Not surprisingly such of the Dresden paddle steamers as were moored nearby on the Elbe also came in for it over these two days and nights. Amongst those seriously hit, damaged and sunk were the Leipzig, Herrnskretschen and Riesa. Pillnitz, which was berthed alongside the Terrassenufer, somehow remained afloat during the whole episode.
I first went to Dresden in 1991 shortly after the Berlin Wall came down. I remembered the bomb sites here in England from my childhood but was quite shocked to see that some still remained in Dresden almost fifty years after the war had ended. The Frauenkirche, which has now been restored, was then still lying in ruins as a pile of rubble. I was quite mesmerised by the sight of it. It was such a powerful symbol of the depths of destruction which otherwise ordinary and decent people are capable of unleashing on others when they believe that they are right and that the cause they are fighting for is just.

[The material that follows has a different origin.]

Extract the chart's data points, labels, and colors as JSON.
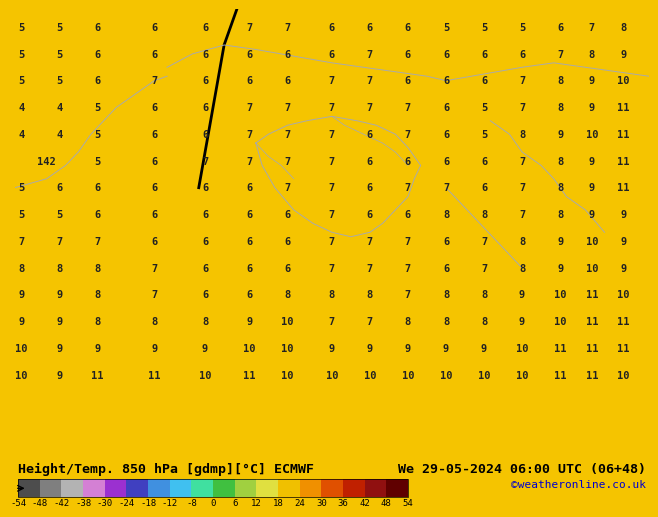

In the spirit of reconciliation which has flowed from Dresden since then I think that it was a nice touch when the city chose a British conductor, the late Sir Colin Davis, to be Principal Conductor of their Dresden Staatskapelle in the 1990s.
And of course back with our paddle steamer hats firmly perched on our heads, from the ashes of the war arose the largest fleet of paddle steamers still running (well Covid willing anyway) anywhere in the world today.